The Vatican is one of Taiwan’s 17 allies and the only one in Europe, and the improvement of Vatican-China relations has drawn speculation about a possible change in diplomatic ties.
After the Vatican and China signed a provisional agreement on Sept. 22 last year, “the channels of communication are working well. There are elements which demonstrate an increased trust between the two sides,” Vatican Secretary of State Cardinal Pietro Parolin said in an interview published in the English-language Global Times.
“Of course, not all problems have been resolved. Many questions still need to be addressed and we are facing them with willingness and determination,” Parolin said.

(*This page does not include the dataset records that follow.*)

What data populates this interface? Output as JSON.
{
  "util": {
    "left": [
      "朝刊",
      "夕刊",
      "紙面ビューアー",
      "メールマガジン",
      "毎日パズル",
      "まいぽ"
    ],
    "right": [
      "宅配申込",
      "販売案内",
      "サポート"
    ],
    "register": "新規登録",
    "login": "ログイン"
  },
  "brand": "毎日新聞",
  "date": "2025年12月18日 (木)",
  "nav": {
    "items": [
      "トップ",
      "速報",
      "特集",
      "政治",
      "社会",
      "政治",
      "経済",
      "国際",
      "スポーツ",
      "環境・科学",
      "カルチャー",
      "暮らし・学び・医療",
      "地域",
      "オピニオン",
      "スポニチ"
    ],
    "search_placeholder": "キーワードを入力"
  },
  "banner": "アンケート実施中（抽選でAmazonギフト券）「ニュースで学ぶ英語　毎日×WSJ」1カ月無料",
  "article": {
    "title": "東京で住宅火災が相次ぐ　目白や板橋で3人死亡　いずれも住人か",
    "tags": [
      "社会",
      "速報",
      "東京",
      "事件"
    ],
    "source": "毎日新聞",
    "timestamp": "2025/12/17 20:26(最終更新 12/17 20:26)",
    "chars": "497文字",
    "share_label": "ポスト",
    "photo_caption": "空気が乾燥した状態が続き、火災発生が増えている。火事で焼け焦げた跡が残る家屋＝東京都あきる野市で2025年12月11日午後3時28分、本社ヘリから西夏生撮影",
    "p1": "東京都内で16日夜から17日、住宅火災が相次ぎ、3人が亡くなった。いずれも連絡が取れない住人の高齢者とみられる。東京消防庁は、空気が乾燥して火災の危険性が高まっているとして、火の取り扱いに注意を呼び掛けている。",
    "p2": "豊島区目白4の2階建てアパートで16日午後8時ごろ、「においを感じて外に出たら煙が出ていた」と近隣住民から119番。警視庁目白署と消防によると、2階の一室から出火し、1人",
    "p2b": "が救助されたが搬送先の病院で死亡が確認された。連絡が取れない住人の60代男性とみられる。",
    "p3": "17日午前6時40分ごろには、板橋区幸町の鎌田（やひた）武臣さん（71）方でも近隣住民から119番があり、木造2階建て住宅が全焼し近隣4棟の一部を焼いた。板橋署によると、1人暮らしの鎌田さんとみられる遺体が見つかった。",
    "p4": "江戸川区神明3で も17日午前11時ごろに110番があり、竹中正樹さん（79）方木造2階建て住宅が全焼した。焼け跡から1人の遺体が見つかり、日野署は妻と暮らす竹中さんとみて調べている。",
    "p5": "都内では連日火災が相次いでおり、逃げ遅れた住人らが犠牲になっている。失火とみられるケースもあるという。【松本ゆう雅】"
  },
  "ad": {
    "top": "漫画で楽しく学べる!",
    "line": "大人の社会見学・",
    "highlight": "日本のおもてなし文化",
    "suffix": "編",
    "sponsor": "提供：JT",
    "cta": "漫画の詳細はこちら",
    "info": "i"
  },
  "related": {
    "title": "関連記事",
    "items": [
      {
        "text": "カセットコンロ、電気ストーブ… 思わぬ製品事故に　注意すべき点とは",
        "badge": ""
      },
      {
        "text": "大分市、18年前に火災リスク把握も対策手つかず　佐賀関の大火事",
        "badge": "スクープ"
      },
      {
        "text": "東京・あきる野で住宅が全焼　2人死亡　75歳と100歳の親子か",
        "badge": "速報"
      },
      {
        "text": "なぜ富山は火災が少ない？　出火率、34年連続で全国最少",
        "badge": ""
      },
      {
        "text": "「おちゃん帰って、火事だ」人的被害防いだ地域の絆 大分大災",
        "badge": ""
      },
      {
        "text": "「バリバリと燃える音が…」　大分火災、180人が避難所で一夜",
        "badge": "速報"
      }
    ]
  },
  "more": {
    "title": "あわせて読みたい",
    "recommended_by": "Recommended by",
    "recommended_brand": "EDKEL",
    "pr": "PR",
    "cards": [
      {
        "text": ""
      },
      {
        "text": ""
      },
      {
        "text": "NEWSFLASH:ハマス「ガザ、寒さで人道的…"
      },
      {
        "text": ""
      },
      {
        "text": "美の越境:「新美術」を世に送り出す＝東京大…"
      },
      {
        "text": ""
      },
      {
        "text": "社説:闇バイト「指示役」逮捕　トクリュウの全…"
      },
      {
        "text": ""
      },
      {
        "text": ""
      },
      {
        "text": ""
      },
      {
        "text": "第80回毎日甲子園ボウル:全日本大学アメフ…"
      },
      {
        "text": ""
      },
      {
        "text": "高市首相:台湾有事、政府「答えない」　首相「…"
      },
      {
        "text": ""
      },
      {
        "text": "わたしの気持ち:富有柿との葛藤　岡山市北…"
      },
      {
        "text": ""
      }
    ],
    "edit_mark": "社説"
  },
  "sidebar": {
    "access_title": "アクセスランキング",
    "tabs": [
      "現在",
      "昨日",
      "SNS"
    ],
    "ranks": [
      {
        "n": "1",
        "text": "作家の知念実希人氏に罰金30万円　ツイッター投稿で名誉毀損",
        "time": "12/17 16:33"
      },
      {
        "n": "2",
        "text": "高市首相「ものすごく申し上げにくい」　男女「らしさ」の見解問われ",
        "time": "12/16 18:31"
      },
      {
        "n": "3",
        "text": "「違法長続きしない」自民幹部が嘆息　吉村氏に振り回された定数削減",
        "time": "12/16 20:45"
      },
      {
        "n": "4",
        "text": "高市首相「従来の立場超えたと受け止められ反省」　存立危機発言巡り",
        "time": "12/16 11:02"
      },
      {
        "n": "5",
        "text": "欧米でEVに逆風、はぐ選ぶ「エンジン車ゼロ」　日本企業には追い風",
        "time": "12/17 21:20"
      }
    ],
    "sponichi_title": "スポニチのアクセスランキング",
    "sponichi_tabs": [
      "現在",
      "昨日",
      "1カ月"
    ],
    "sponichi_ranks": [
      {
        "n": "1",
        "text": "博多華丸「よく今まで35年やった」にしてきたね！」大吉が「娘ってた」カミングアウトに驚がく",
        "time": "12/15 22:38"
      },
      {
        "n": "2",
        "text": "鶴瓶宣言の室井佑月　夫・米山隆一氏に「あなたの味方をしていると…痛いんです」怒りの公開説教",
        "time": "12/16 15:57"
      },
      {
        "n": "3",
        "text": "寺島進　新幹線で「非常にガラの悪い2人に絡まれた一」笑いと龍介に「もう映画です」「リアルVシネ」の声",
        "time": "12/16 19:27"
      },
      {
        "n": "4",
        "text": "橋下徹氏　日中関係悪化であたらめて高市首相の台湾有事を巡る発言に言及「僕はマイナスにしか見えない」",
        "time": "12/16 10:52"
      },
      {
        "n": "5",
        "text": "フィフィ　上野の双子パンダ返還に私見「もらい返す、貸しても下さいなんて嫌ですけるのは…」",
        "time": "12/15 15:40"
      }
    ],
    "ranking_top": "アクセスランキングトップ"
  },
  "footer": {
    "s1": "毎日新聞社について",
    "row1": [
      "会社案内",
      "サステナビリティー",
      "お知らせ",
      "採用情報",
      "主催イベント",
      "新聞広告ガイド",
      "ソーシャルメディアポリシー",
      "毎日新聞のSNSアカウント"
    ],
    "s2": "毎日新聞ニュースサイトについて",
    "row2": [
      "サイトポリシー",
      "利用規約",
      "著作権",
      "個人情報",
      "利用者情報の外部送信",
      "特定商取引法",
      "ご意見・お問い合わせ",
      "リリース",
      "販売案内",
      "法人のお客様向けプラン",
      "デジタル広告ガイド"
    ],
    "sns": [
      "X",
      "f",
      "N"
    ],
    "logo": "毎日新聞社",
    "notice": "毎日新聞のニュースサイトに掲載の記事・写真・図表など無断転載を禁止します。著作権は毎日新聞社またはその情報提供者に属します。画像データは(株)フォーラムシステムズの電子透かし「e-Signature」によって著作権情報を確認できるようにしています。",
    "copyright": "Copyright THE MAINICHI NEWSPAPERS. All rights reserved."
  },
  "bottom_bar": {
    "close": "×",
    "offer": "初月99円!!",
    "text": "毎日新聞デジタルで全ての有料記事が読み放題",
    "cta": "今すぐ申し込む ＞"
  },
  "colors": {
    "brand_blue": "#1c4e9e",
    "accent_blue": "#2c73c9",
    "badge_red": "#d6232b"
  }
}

The ministry pays close attention to Vatican-China relations, Department of European Affairs Director-General Johnson Chiang (姜森) told a weekly news conference.
The Holy See has said that its interactions with China are limited to religious affairs, Chiang said, adding that the ministry would continue its dialogue with the Vatican.
Taiwan-Vatican relations are stable and it is the global community’s hope that China would improve its performance in religious freedom and human rights, ministry spokesman Andrew Lee (李憲章) said.
However, Beijing has been tightening its controls on dissidents and minorities, a fact that the Holy See must have noticed, Lee said.
Meanwhile, the US House of Representatives Committee on Foreign Affairs on Monday said on Twitter that the US’ “one China” policy is not equal to Beijing’s “one China” principle, as it retweeted a Global Times report titled “China Slams US bills on Taiwan.”
The US Congress has supported Taiwan for decades and would continue to carry out its commitments under the US’ Taiwan Relations Act in a manner consistent with its “six assurances,” it wrote.
The US has been consistent in its interpretation of “one China,” Lee said when asked for comment.
US representatives across party lines have reaffirmed support for Taiwan with concrete action and language, he said, adding that Taiwan appreciates their help and is continuing to deepen bilateral relations.